• Effect of nicotine or placebo in healthy subjects and schizophrenic patients on attentional network activity in brain with functional magnetic resonance imaging and EEG [ Time Frame: after last subject out ] [ Designated as safety issue: No ]
  

• -Effect of nicotine on a4b2 nAch receptor genotype -Gene Expression of a4b2 nAch -effect of 24 h nicotine witdrawal on modulation special hormones -effect of nicotine on neurophysiological correlates of social stress [ Time Frame: after last subject out ] [ Designated as safety issue: No ]
  

Nicotine is improving attentional capacity which goes along with an activation of the attentional network in the brain. So far, however, it is unresolved whether nicotine is used for the purpose of self-medication by those nicotine-dependent subjects who suffer from subclinical or clinical attentional deficits which may sustain nicotine addiction. In the present study, we investigate healthy subjects and schizophrenic patients who frequently show very low attentional capacity with functional magnetic resonance imaging (fMRI) and electrophysiology (EEG) during attention-requiring tasks to assess the level of attentional network activity. It is anticipated that low attentional network activity (during baseline condition, after nicotine challenge and after withdrawal) predicts the degree of nicotine dependence including the strength of withdrawal symptoms and relapse rate after smoking cessation. In addition, we expect that functional variations within alpha4beta2 nAch receptor genotype are associated with attentional capacity and -by extension - with nicotine dependence.

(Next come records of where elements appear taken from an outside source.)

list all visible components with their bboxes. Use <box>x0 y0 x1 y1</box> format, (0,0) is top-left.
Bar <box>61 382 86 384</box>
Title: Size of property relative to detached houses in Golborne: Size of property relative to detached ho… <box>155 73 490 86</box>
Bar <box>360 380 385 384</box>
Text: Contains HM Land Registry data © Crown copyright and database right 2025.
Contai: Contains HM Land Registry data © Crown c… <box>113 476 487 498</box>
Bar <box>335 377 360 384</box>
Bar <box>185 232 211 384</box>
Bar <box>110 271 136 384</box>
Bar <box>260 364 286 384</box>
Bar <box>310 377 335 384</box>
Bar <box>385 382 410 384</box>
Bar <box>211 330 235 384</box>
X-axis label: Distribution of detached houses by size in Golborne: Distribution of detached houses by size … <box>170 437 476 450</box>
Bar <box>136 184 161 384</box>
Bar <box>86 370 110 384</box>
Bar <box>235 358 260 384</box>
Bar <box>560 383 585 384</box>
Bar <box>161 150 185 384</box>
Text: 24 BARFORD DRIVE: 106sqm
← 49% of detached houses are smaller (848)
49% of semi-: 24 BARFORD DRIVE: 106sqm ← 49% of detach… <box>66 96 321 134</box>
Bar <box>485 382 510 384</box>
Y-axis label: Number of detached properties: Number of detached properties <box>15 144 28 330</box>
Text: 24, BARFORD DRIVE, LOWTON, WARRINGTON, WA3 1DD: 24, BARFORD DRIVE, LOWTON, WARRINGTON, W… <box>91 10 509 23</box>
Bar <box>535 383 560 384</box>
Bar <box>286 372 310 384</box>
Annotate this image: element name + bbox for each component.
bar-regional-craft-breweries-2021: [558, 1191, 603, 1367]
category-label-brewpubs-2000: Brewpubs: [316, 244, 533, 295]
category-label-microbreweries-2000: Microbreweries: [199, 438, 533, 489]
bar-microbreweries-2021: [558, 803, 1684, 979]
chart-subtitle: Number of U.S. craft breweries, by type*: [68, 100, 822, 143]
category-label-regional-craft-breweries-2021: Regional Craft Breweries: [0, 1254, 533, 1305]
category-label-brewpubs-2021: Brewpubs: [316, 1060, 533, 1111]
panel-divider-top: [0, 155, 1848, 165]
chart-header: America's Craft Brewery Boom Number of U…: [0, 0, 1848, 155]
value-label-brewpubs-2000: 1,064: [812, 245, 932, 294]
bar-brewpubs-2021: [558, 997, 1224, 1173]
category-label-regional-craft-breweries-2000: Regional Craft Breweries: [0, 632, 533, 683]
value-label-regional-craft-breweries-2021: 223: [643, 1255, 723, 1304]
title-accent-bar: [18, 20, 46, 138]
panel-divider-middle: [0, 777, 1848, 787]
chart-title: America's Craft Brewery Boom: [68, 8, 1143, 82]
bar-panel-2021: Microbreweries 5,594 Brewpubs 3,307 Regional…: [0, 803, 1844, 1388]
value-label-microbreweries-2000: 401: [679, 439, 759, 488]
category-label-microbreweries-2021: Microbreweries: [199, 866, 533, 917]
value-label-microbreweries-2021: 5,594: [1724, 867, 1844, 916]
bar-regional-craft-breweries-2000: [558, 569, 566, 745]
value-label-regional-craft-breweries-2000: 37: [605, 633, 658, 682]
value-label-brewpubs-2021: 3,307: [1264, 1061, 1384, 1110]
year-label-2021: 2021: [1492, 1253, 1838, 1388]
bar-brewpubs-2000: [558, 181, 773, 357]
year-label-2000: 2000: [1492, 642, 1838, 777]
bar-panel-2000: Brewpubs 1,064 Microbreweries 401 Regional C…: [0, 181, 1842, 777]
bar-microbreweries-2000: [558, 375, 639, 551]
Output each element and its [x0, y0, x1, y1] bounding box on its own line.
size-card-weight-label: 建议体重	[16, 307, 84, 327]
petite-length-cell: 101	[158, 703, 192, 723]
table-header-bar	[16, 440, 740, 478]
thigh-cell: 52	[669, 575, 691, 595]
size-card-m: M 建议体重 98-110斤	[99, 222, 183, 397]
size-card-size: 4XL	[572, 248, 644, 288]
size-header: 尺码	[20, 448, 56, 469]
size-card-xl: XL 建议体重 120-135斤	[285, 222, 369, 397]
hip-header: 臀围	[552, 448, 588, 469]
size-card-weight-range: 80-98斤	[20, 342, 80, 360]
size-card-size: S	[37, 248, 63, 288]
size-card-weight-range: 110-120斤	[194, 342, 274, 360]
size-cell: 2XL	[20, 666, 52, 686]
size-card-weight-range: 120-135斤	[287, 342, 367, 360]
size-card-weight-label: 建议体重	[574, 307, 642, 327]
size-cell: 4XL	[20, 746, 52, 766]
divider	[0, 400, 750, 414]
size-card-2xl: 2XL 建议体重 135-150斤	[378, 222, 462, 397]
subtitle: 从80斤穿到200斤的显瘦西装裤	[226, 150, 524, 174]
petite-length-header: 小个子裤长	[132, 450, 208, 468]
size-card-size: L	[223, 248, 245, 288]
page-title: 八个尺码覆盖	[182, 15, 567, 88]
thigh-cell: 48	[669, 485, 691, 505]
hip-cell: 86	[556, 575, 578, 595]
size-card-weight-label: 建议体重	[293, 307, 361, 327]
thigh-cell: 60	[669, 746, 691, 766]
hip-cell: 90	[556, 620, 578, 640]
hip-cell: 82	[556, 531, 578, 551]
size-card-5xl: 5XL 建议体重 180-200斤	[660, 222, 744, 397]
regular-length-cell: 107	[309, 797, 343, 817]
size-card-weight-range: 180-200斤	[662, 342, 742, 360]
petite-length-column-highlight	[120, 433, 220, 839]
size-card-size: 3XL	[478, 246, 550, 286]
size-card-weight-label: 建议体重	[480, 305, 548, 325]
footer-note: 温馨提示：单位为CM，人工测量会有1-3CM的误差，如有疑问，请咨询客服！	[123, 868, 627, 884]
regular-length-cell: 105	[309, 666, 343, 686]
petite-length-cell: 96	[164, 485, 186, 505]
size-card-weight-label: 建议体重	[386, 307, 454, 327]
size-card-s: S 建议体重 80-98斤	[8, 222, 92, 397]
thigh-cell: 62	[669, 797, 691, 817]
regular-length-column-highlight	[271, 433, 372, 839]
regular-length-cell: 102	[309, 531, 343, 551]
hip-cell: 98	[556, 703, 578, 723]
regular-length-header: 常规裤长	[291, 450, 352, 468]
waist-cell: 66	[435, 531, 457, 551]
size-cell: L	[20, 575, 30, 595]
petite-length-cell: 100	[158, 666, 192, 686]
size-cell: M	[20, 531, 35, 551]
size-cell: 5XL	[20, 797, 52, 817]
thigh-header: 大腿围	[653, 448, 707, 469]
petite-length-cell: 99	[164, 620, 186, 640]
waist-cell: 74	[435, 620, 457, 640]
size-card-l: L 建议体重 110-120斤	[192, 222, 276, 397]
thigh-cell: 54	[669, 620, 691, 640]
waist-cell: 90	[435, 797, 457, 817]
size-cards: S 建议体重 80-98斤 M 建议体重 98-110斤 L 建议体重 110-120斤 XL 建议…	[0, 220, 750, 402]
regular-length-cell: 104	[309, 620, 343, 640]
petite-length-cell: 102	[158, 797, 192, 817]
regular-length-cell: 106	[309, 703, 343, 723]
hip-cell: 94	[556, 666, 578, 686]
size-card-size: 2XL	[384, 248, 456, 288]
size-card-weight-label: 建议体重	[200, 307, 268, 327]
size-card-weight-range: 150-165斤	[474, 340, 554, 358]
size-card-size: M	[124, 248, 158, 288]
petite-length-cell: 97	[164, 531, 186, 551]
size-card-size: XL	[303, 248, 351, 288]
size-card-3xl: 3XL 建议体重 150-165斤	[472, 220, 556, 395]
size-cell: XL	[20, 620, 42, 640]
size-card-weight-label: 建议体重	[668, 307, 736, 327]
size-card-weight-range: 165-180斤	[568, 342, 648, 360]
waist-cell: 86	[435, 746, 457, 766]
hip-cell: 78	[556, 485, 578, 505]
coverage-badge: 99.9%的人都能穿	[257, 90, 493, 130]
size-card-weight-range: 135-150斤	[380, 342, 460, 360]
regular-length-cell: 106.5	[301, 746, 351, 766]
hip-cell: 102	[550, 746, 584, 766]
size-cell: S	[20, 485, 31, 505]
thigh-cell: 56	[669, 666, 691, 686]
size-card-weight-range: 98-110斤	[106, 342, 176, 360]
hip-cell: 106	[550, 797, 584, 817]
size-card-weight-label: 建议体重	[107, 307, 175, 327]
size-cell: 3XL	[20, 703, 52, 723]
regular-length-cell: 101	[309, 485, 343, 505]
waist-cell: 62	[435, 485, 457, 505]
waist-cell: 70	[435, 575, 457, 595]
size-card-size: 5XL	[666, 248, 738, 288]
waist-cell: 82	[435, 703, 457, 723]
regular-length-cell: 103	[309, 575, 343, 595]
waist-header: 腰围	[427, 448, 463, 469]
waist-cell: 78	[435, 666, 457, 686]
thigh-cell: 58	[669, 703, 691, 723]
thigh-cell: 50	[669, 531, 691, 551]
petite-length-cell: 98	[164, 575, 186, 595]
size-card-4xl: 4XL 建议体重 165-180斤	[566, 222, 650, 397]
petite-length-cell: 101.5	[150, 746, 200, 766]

Additionally Self-medication of attentional deficits and of increased stress vulnerability may contribute to nicotine-dependence both in schizophrenia patients and healthy subjects. However, very little is known about the effect of nicotine on stress in schizophrenia. In particular social stressors are highly relevant in schizophrenia often resulting in social withdrawal. A factor contributing to the stress-eliciting nature of social interaction is the misidentification of social information during communication with others. The present project aims at an investigation of nicotine effects on such social information processing and its neurophysiological correlates and on social stress responses. Using a 2x2-factorial design effects of nicotine vs. placebo are experimentally investigated in smoking schizophrenia patients in comparison to smoking healthy controls each after an overnight smoking deprivation. Nicotine will be administered by nasal spray delivering a systemic does of 2 mg nicotine. Event-related EEG potentials will be recorded during the presentation of pictures of facial affect and neutral control stimuli to assess social information processing and its neurophysiological correlates. In addition a videotaped semi-standardized conversation skills role-play test will be used as a social stress situation to assess self-reported and non-verbal affective responses.